Note: There can be no less than 1 steps in any direction, so there will always be at least 2 steps total in the winder.
Riser offsets from corner
You can define the distance of the first and the last riser from the corner of the winder here (see the picture above for reference). These values can either be fixed, or they can be a minimum distance, and let ARCHICAD calculate the required distance (it can also be set to 0, if you want no offset at all). You can choose between these 2 methods if you click the little arrow next to the setting.
The distances can either be defined in working units (m, mm, inches, etc.), or in going length (eg. 0.5*goings).

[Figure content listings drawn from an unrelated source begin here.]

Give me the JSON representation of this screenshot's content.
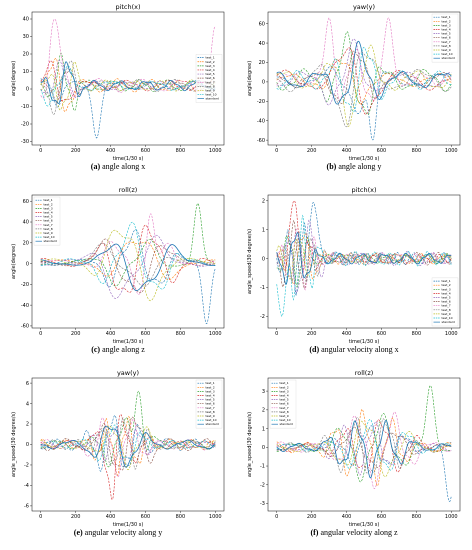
{
  "series_names": [
    "test_1",
    "test_2",
    "test_3",
    "test_4",
    "test_5",
    "test_6",
    "test_7",
    "test_8",
    "test_9",
    "test_10",
    "standard"
  ],
  "series_colors": [
    "#1f77b4",
    "#ff7f0e",
    "#2ca02c",
    "#d62728",
    "#9467bd",
    "#8c564b",
    "#e377c2",
    "#7f7f7f",
    "#bcbd22",
    "#17becf",
    "#1f77b4"
  ],
  "panels": [
    {
      "caption_label": "(a)",
      "caption_text": "angle along x",
      "chart_data": {
        "type": "line",
        "title": "pitch(x)",
        "xlabel": "time(1/30 s)",
        "ylabel": "angle(degree)",
        "xlim": [
          -50,
          1050
        ],
        "ylim": [
          -32,
          44
        ],
        "xticks": [
          0,
          200,
          400,
          600,
          800,
          1000
        ],
        "yticks": [
          -30,
          -20,
          -10,
          0,
          10,
          20,
          30,
          40
        ],
        "legend": "center-right",
        "active_start": 0,
        "active_end": 300,
        "active_amp": 22,
        "rest_amp": 4,
        "cycles": 1.6,
        "baseline": 2,
        "series": [
          {
            "name": "test_1",
            "peak_points": [
              [
                320,
                -28
              ]
            ]
          },
          {
            "name": "test_7",
            "peak_points": [
              [
                80,
                40
              ],
              [
                1000,
                36
              ]
            ]
          }
        ]
      }
    },
    {
      "caption_label": "(b)",
      "caption_text": "angle along y",
      "chart_data": {
        "type": "line",
        "title": "yaw(y)",
        "xlabel": "time(1/30 s)",
        "ylabel": "angle(degree)",
        "xlim": [
          -50,
          1050
        ],
        "ylim": [
          -65,
          72
        ],
        "xticks": [
          0,
          200,
          400,
          600,
          800,
          1000
        ],
        "yticks": [
          -60,
          -40,
          -20,
          0,
          20,
          40,
          60
        ],
        "legend": "top-right",
        "active_start": 250,
        "active_end": 720,
        "active_amp": 55,
        "rest_amp": 12,
        "cycles": 1.8,
        "baseline": 2,
        "series": [
          {
            "name": "test_7",
            "peak_points": [
              [
                300,
                66
              ],
              [
                640,
                66
              ]
            ]
          },
          {
            "name": "test_1",
            "peak_points": [
              [
                550,
                -60
              ]
            ]
          }
        ]
      }
    },
    {
      "caption_label": "(c)",
      "caption_text": "angle along z",
      "chart_data": {
        "type": "line",
        "title": "roll(z)",
        "xlabel": "time(1/30 s)",
        "ylabel": "angle(degree)",
        "xlim": [
          -50,
          1050
        ],
        "ylim": [
          -62,
          66
        ],
        "xticks": [
          0,
          200,
          400,
          600,
          800,
          1000
        ],
        "yticks": [
          -60,
          -40,
          -20,
          0,
          20,
          40,
          60
        ],
        "legend": "top-left",
        "active_start": 250,
        "active_end": 1000,
        "active_amp": 45,
        "rest_amp": 4,
        "cycles": 1.9,
        "baseline": 1,
        "series": [
          {
            "name": "test_7",
            "peak_points": [
              [
                630,
                48
              ]
            ]
          },
          {
            "name": "test_3",
            "peak_points": [
              [
                900,
                58
              ]
            ]
          },
          {
            "name": "test_1",
            "peak_points": [
              [
                950,
                -58
              ]
            ]
          }
        ]
      }
    },
    {
      "caption_label": "(d)",
      "caption_text": "angular velocity along x",
      "chart_data": {
        "type": "line",
        "title": "pitch(x)",
        "xlabel": "time(1/30 s)",
        "ylabel": "angle_speed(30 degree/s)",
        "xlim": [
          -50,
          1050
        ],
        "ylim": [
          -2.4,
          2.2
        ],
        "xticks": [
          0,
          200,
          400,
          600,
          800,
          1000
        ],
        "yticks": [
          -2,
          -1,
          0,
          1,
          2
        ],
        "legend": "bottom-right",
        "active_start": 0,
        "active_end": 350,
        "active_amp": 1.5,
        "rest_amp": 0.25,
        "cycles": 3.2,
        "baseline": 0,
        "series": [
          {
            "name": "test_1",
            "peak_points": [
              [
                210,
                1.95
              ]
            ]
          },
          {
            "name": "test_4",
            "peak_points": [
              [
                100,
                2.0
              ]
            ]
          },
          {
            "name": "test_10",
            "peak_points": [
              [
                30,
                -2.0
              ]
            ]
          }
        ]
      }
    },
    {
      "caption_label": "(e)",
      "caption_text": "angular velocity along y",
      "chart_data": {
        "type": "line",
        "title": "yaw(y)",
        "xlabel": "time(1/30 s)",
        "ylabel": "angle_speed(30 degree/s)",
        "xlim": [
          -50,
          1050
        ],
        "ylim": [
          -6.5,
          6.5
        ],
        "xticks": [
          0,
          200,
          400,
          600,
          800,
          1000
        ],
        "yticks": [
          -6,
          -4,
          -2,
          0,
          2,
          4,
          6
        ],
        "legend": "top-right",
        "active_start": 250,
        "active_end": 800,
        "active_amp": 3.5,
        "rest_amp": 0.6,
        "cycles": 3.2,
        "baseline": 0,
        "series": [
          {
            "name": "test_4",
            "peak_points": [
              [
                430,
                5.8
              ],
              [
                410,
                -5.4
              ]
            ]
          },
          {
            "name": "test_3",
            "peak_points": [
              [
                560,
                5.2
              ]
            ]
          }
        ]
      }
    },
    {
      "caption_label": "(f)",
      "caption_text": "angular velocity along z",
      "chart_data": {
        "type": "line",
        "title": "roll(z)",
        "xlabel": "time(1/30 s)",
        "ylabel": "angle_speed(30 degree/s)",
        "xlim": [
          -50,
          1050
        ],
        "ylim": [
          -3.4,
          3.7
        ],
        "xticks": [
          0,
          200,
          400,
          600,
          800,
          1000
        ],
        "yticks": [
          -3,
          -2,
          -1,
          0,
          1,
          2,
          3
        ],
        "legend": "top-left",
        "active_start": 250,
        "active_end": 1000,
        "active_amp": 2.2,
        "rest_amp": 0.3,
        "cycles": 3.6,
        "baseline": 0,
        "series": [
          {
            "name": "test_3",
            "peak_points": [
              [
                880,
                3.3
              ]
            ]
          },
          {
            "name": "test_1",
            "peak_points": [
              [
                990,
                -2.9
              ]
            ]
          }
        ]
      }
    }
  ]
}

You can switch between the 2 methods with the little arrow next to the number fields.
Note: If your local regulations require the two distances to add up to 1 Going, ARCHICAD can calculate it automatically if you tick the ‘Sum = 1 Going’ checkbox.
L-shaped Stair example
In this example we will construct an L-shaped Stair with the Segments being standard ‘Flights’, and the Turning being ‘Winder with Equal Angles’.

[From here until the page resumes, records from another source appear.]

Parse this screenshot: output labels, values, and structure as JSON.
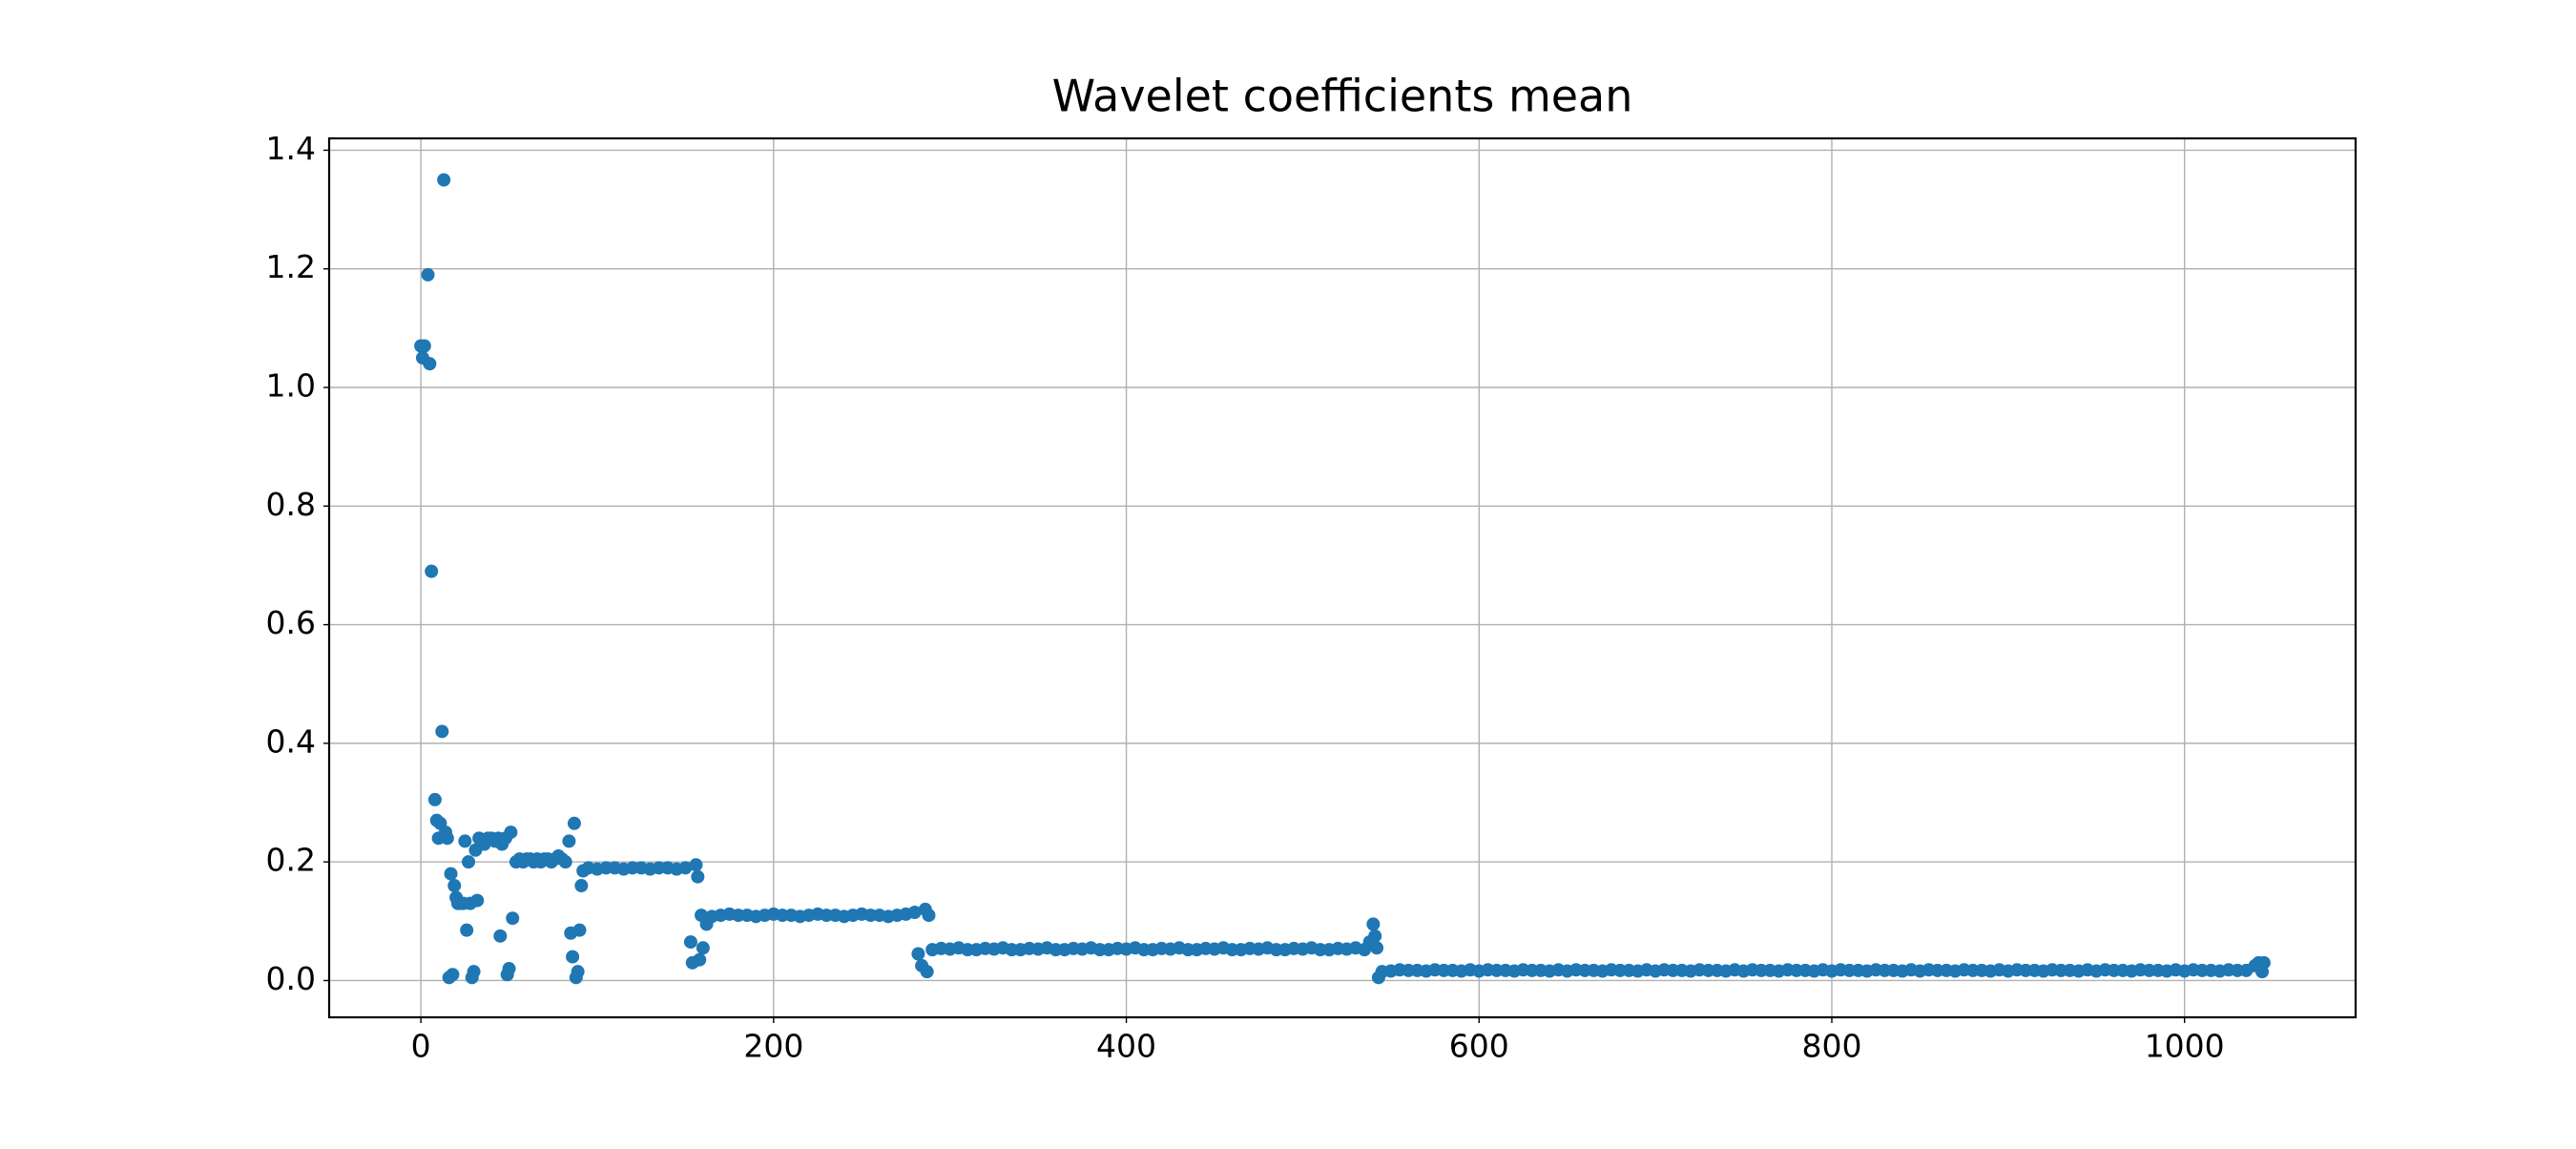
{
  "chart_data": {
    "type": "scatter",
    "title": "Wavelet coefficients mean",
    "xlim": [
      -52,
      1097
    ],
    "xticks": [
      0,
      200,
      400,
      600,
      800,
      1000
    ],
    "ylim": [
      -0.062,
      1.42
    ],
    "yticks": [
      {
        "value": 0,
        "label": "0.0"
      },
      0.2,
      0.4,
      0.6,
      0.8,
      {
        "value": 1,
        "label": "1.0"
      },
      1.2,
      1.4
    ],
    "grid": true,
    "series": [
      {
        "color": "#1f77b4",
        "x": [
          0,
          1,
          2,
          4,
          5,
          6,
          8,
          9,
          10,
          11,
          12,
          13,
          14,
          15,
          16,
          17,
          18,
          19,
          20,
          21,
          22,
          24,
          25,
          26,
          27,
          28,
          29,
          30,
          31,
          32,
          33,
          36,
          38,
          40,
          42,
          44,
          45,
          46,
          48,
          49,
          50,
          51,
          52,
          54,
          56,
          58,
          60,
          62,
          64,
          66,
          68,
          70,
          72,
          74,
          76,
          78,
          80,
          82,
          84,
          85,
          86,
          87,
          88,
          89,
          90,
          91,
          92,
          95,
          100,
          105,
          110,
          115,
          120,
          125,
          130,
          135,
          140,
          145,
          150,
          153,
          154,
          156,
          157,
          158,
          159,
          160,
          162,
          165,
          170,
          175,
          180,
          185,
          190,
          195,
          200,
          205,
          210,
          215,
          220,
          225,
          230,
          235,
          240,
          245,
          250,
          255,
          260,
          265,
          270,
          275,
          280,
          282,
          284,
          286,
          287,
          288,
          290,
          295,
          300,
          305,
          310,
          315,
          320,
          325,
          330,
          335,
          340,
          345,
          350,
          355,
          360,
          365,
          370,
          375,
          380,
          385,
          390,
          395,
          400,
          405,
          410,
          415,
          420,
          425,
          430,
          435,
          440,
          445,
          450,
          455,
          460,
          465,
          470,
          475,
          480,
          485,
          490,
          495,
          500,
          505,
          510,
          515,
          520,
          525,
          530,
          535,
          538,
          540,
          541,
          542,
          543,
          545,
          550,
          555,
          560,
          565,
          570,
          575,
          580,
          585,
          590,
          595,
          600,
          605,
          610,
          615,
          620,
          625,
          630,
          635,
          640,
          645,
          650,
          655,
          660,
          665,
          670,
          675,
          680,
          685,
          690,
          695,
          700,
          705,
          710,
          715,
          720,
          725,
          730,
          735,
          740,
          745,
          750,
          755,
          760,
          765,
          770,
          775,
          780,
          785,
          790,
          795,
          800,
          805,
          810,
          815,
          820,
          825,
          830,
          835,
          840,
          845,
          850,
          855,
          860,
          865,
          870,
          875,
          880,
          885,
          890,
          895,
          900,
          905,
          910,
          915,
          920,
          925,
          930,
          935,
          940,
          945,
          950,
          955,
          960,
          965,
          970,
          975,
          980,
          985,
          990,
          995,
          1000,
          1005,
          1010,
          1015,
          1020,
          1025,
          1030,
          1035,
          1040,
          1042,
          1044,
          1045
        ],
        "values": [
          1.07,
          1.05,
          1.07,
          1.19,
          1.04,
          0.69,
          0.305,
          0.27,
          0.24,
          0.265,
          0.42,
          1.35,
          0.25,
          0.24,
          0.005,
          0.18,
          0.01,
          0.16,
          0.14,
          0.13,
          0.13,
          0.13,
          0.235,
          0.085,
          0.2,
          0.13,
          0.005,
          0.015,
          0.22,
          0.135,
          0.24,
          0.23,
          0.24,
          0.24,
          0.235,
          0.24,
          0.075,
          0.23,
          0.24,
          0.01,
          0.02,
          0.25,
          0.105,
          0.2,
          0.205,
          0.2,
          0.205,
          0.205,
          0.2,
          0.205,
          0.2,
          0.205,
          0.205,
          0.2,
          0.205,
          0.21,
          0.205,
          0.2,
          0.235,
          0.08,
          0.04,
          0.265,
          0.005,
          0.015,
          0.085,
          0.16,
          0.185,
          0.19,
          0.188,
          0.19,
          0.19,
          0.188,
          0.19,
          0.19,
          0.188,
          0.19,
          0.19,
          0.188,
          0.19,
          0.065,
          0.03,
          0.195,
          0.175,
          0.035,
          0.11,
          0.055,
          0.095,
          0.108,
          0.11,
          0.112,
          0.11,
          0.11,
          0.108,
          0.11,
          0.112,
          0.11,
          0.11,
          0.108,
          0.11,
          0.112,
          0.11,
          0.11,
          0.108,
          0.11,
          0.112,
          0.11,
          0.11,
          0.108,
          0.11,
          0.112,
          0.115,
          0.045,
          0.025,
          0.12,
          0.015,
          0.11,
          0.052,
          0.054,
          0.053,
          0.055,
          0.052,
          0.052,
          0.054,
          0.053,
          0.055,
          0.052,
          0.052,
          0.054,
          0.053,
          0.055,
          0.052,
          0.052,
          0.054,
          0.053,
          0.055,
          0.052,
          0.052,
          0.054,
          0.053,
          0.055,
          0.052,
          0.052,
          0.054,
          0.053,
          0.055,
          0.052,
          0.052,
          0.054,
          0.053,
          0.055,
          0.052,
          0.052,
          0.054,
          0.053,
          0.055,
          0.052,
          0.052,
          0.054,
          0.053,
          0.055,
          0.052,
          0.052,
          0.054,
          0.053,
          0.055,
          0.052,
          0.065,
          0.095,
          0.075,
          0.055,
          0.005,
          0.015,
          0.016,
          0.018,
          0.017,
          0.017,
          0.016,
          0.018,
          0.017,
          0.017,
          0.016,
          0.018,
          0.016,
          0.018,
          0.017,
          0.017,
          0.016,
          0.018,
          0.017,
          0.017,
          0.016,
          0.018,
          0.016,
          0.018,
          0.017,
          0.017,
          0.016,
          0.018,
          0.017,
          0.017,
          0.016,
          0.018,
          0.016,
          0.018,
          0.017,
          0.017,
          0.016,
          0.018,
          0.017,
          0.017,
          0.016,
          0.018,
          0.016,
          0.018,
          0.017,
          0.017,
          0.016,
          0.018,
          0.017,
          0.017,
          0.016,
          0.018,
          0.016,
          0.018,
          0.017,
          0.017,
          0.016,
          0.018,
          0.017,
          0.017,
          0.016,
          0.018,
          0.016,
          0.018,
          0.017,
          0.017,
          0.016,
          0.018,
          0.017,
          0.017,
          0.016,
          0.018,
          0.016,
          0.018,
          0.017,
          0.017,
          0.016,
          0.018,
          0.017,
          0.017,
          0.016,
          0.018,
          0.016,
          0.018,
          0.017,
          0.017,
          0.016,
          0.018,
          0.017,
          0.017,
          0.016,
          0.018,
          0.016,
          0.018,
          0.017,
          0.017,
          0.016,
          0.018,
          0.017,
          0.017,
          0.025,
          0.03,
          0.015,
          0.03
        ]
      }
    ]
  }
}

- Open the Default stair settings dialog, and set up the story height and your stair rules according to your taste or local standards.
- For Turning Type select a ‘Winder with Equal Angles’ and set up it’s settings according to your needs by clicking the Turning Type Options button (next to it).In this example we know we want 3 treads, and the risers to extend 0.3 and 0.5 going lengths from the corner.
- Now all that’s left to do is placing your L-shaped stair with 3 clicks in 3D or the Floor Plan View. You can see how our rules got applied below.
Note: If the result is not quite what you were expecting, you can fine-tune the Winder settings in the Stair Settings dialog, or by clicking on the corner (Turning node) and selecting Turning Settings from the Pet Palette. You can find out more about this here.
U-shaped Stair example
In this example we will construct a U-shaped Stair with the Segments and the Turnings both being ‘Winder with Equal Angles’.
- Open the Stair Default Settings dialog, and set up the story height and your stair rules according to your taste or local standards.
- For Turning Type select a ‘Winder with Equal Angles’ and set up it’s settings according to your needs by clicking the Turning Type Options button (next to it). We know we want to have 4 treads, and we are going to use winder segments to define the end of the turning, so we want no offset.
- In the Floor Plan (or the 3D View), click to start drawing the stair.
- After drawing the first flight, change the segment type on the pet palette to ‘Winder with Equal Angles’, and draw the 3 segments of the turning.
- Choose the ‘Flight’ Segment Type on the Pet Palette again, and finish the stair.
You can see how our rules got applied below. In case of winder segments the offset is calculated from the end of the segment, not the corner.
Note: Certain Rule and Turning combinations may not work with this stair shape, as their rules contradict. In this case the Solver panel should pop-up and offer you alternatives.